- Genre: Baking cooking
- Presented by: Anna Nolan
- Judges: Paul Kelly (Series 1–3) Lilly Higgins (Series 3) Biddy White Lennon (Series 1–2)
- Country of origin: Ireland
- Original language: English
- No. of series: 3
- No. of episodes: 24

Production
- Producers: Grainne O'Carroll Simon Proctor
- Production locations: Tinakilly House, Rathnew, Co Wicklow
- Production company: Sideline

Original release
- Network: TV3
- Release: 19 September 2013 – 13 December 2015

Related
- The Great British Bake Off

= The Great Irish Bake Off =

The Great Irish Bake Off was an Irish reality TV cooking series. The show was based on the successful BBC show The Great British Bake Off. The show was produced by Sideline Productions for the TV3 Group. It premiered on TV3 Ireland on 19 September 2013, broadcasting for three seasons.

Series 1 and 2 were broadcast on Thursday nights from 21:00. Series 3 launched in a Sunday night slot on 25 October 2015 at 21:00.

In August 2016, the TV3 Group confirmed the series would not return for a fourth season run; however, the broadcaster did not rule out of returning to the series at a later date. The show was replaced by Masterchef Ireland and Celebrity Masterchef Ireland.

==Format==
The show consisted of 8 episodes where in each episode the bakers were tasked with two different challenges; a signature bake and a technical bake or a technical bake and a showstopper. Unlike The Great British Bake Off, the bakers only faced two challenges each episode, the bakes were then critically examined by the judges who then chose a "Star Baker" and a baker to be eliminated from the competition. Twelve contestants were chosen for each series.

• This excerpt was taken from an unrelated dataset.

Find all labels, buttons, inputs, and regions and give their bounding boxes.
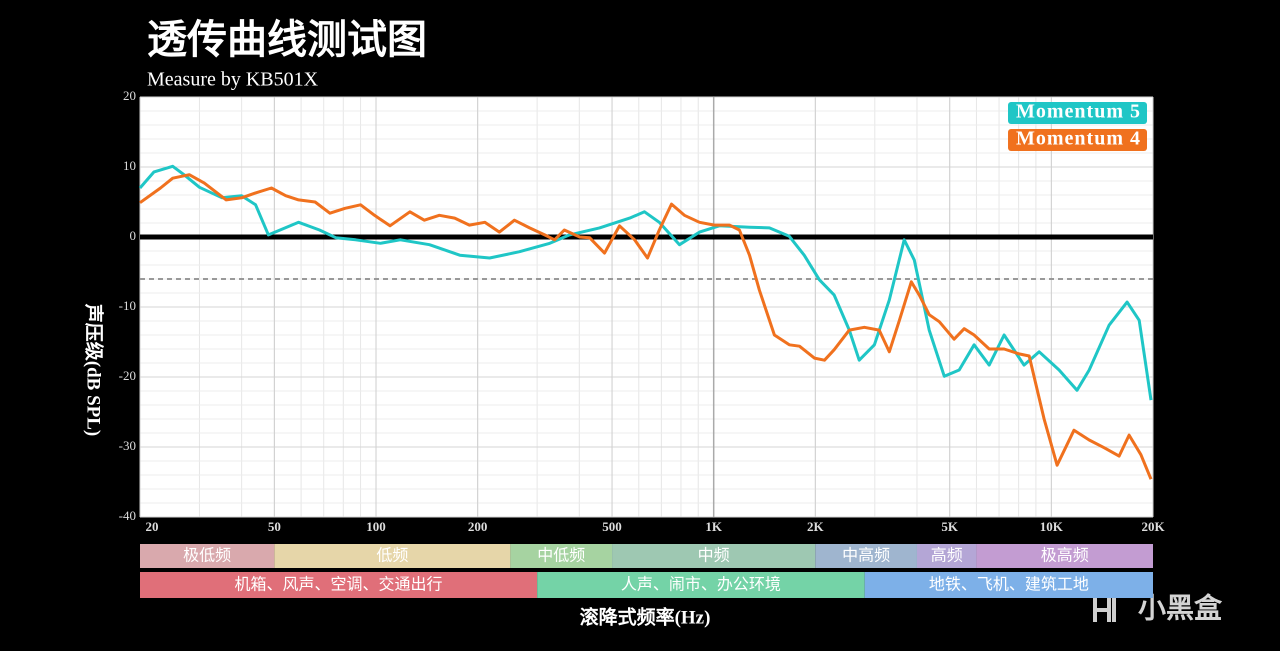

Signature Challenge: This challenge is for the amateur bakers to show off their tried-and-tested recipes that are rustic and altogether home-made-looking.
Technical Challenge: This challenge shows who can follow instructions, but who also has the technical knowledge and experience to produce the finished product. The bakers are all given the same recipe, which is set by the judges, and are not told beforehand what the challenge will be. The finished product is ranked from worst to best, with the judges not knowing who produced which.
Showstopper Challenge: This challenge is for the bakers to show off their unique skills and talent. The judges are looking for a bake that is both of a professional appearance but also in taste.

==Series overview==

| Series | Episodes | Premiere | Finale | Runners-up | Winner |
| 1 | 8 | 19 September 2013 | 7 November 2013 | Maryanne Dalton | Stephen Chisholm |
Will De Korte
| 2 | 8 | 21 May 2014 | 9 July 2014 | Ali Mitter | Tracy Coyne |
Shane Murray
| 3 | 8 | 25 October 2015 | 13 December 2015 | Emer Hough | Cathy McKenna |
Clare Ryan

===Series 1 (2013)===

Series 1 of The Great Irish Bake Off saw twelve home bakers take part in a bake-off to test their baking skills as they battled to be crowned The Great Irish Bake Offs best amateur baker. Each week saw the bakers put through two challenges in a particular discipline. The series final saw Stephen Chisholm win with Maryanne Dalton and Will De Korte as the runners up.

===Series 2 (2014)===

Series 2 of The Great Irish Bake Off saw twelve home bakers take part in a bake-off to test their baking skills as they battled to be crowned The Great Irish Bake Offs best amateur baker. The second series aired in Summer 2014 and was filmed at Tinakilly House, Co Wicklow.

===Series 3 (2015)===

Series 3 of The Great Irish Bake Off returned to Tinakilly House, Co Wicklow and saw twelve home bakers take part in a bake-off to test their baking skills as they battle to be crowned The Great Irish Bake Offs best amateur baker. Cork born Lilly Higgins (food blogger, Irish Times columnist, photographer and author) joined Paul Kelly (Executive Pastry Chef at Dublin's Merrion Hotel) as a judge. The third series began airing on Sunday 25 October 2015 with a repeat showing on Saturday evenings. The winner was Cathy McKenna from Monaghan who beat Emer Hough and Clare Ryan in the Grand Final. In The Great Irish Christmas Bake Off - a one off seasonal special - judges Paul Kelly and Lilly Higgins demonstrated Christmas bakes and makes and there was a Celebrity Bake Off between Pantomime Stars and Presenters. Actor George McMahon and singer Leanne Moore represented Team Panto while Lucy Kennedy and Martin King from TV3's 'Seven O'Clock Show' were on the Presenters team. The judges crowned Leanne Moore Star Baker.

==Reception==

===Critical reception===
The show averaged over 200,000 viewers per episode and returned for a second series in Summer 2014 and a third in the Autumn of 2015. Series 3 opened with ratings up 25% on the previous year.